To be completely honest, I'm not really sure I believe in this idea of talent. IMHO, anyone without some kind of mental impairment who's determined enough is capable of being a great writer.
There are times where I feel like people cripple themselves by thinking of talent as this nebulous, mystic thing that they either have or don't, instead of a hell of a lot of smaller skills/techniques that can be observed, broken down and absorbed.
Again, IMHO, talented people are just those who got a head start by figuring out a lot of that stuff growing up... like kids who had readers for parents or those who loved escaping into books (and the techniques they saw happened to stick), etc.
If that's true, about ninety-nine out of a hundred new writers I've had experience with are doing something unbelievably wrong. How do you explain all the writers, and I think ninety-nine out of a hundred is generous, who work as hard as it's possible to work, who have been readers since childhood, who study writing, who take classes, and who write dozen and dozens of short stories, or a dozen novels, but never do write anything that even remotely professional level?
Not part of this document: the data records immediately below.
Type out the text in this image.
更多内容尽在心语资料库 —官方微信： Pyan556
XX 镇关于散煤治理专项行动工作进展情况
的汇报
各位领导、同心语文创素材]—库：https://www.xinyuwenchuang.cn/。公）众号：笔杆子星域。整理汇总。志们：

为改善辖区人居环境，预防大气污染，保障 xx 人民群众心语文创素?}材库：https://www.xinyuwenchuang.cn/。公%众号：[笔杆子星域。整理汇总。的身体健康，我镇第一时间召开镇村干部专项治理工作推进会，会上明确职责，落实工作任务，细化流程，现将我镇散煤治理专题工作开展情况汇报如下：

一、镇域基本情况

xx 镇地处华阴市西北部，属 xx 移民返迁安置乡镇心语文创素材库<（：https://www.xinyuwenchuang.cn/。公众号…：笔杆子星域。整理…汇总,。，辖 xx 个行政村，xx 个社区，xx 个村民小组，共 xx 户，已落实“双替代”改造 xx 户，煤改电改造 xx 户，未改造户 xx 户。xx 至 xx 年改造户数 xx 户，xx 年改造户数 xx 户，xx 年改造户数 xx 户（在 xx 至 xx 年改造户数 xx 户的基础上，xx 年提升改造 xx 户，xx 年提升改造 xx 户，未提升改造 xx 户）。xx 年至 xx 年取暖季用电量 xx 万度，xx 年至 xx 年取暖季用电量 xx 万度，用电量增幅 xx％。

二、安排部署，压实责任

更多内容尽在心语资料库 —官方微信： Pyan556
Who know, maybe picking up techniques and having them stick from what you read is talent, but if so, a lot of writers lack the ability to do so.
Anyone can learn how to write, and how to tell a story, but if you read slush piles for a couple of decades, you'll learn very, very, very few can learn to do these things at a professional level. You see the same names year after year after year, and often decade after decade, and with no improvement.
I've known quite a few of these writers, and all most all of them had parents who read, almost all of them love to read, and always have. Almost all of them have done everything possible to become good writers, but it simply is not going to happen. Ever. Whethe ryu call it talent or not, they lack teh ability to write well enough, to tell a story well enough, to do anything well enough, to be good writers, let alone greats ones, and there simply isn't anything they've done that they shouldn't do, and anything they haven't done that they should have.
Not everyone can do everything equally well. They just can't. Writing is no different. Maybe a writer doesn't need much talent, and hard work certainly matters, but no one can possibly work harder than many of these writers who simply never write anything worth reading.
Likewise, I've seen a lot of writer who did not work hard, who did not study, who probably read a good bit, but who have done nothing else, just sit down one day and write something that's as good as anything, anywhere, be it an amazing short story that sells to a top magazine, or a novel that becomes an almost instant bestseller.
Talent exists in every field. You may not need a lot to be a writer, but you need some, and not everyone has it.
Hard work is a great thing, but all the hard work in the world can't turn someone without talent into a great writer, or a great anything in any field.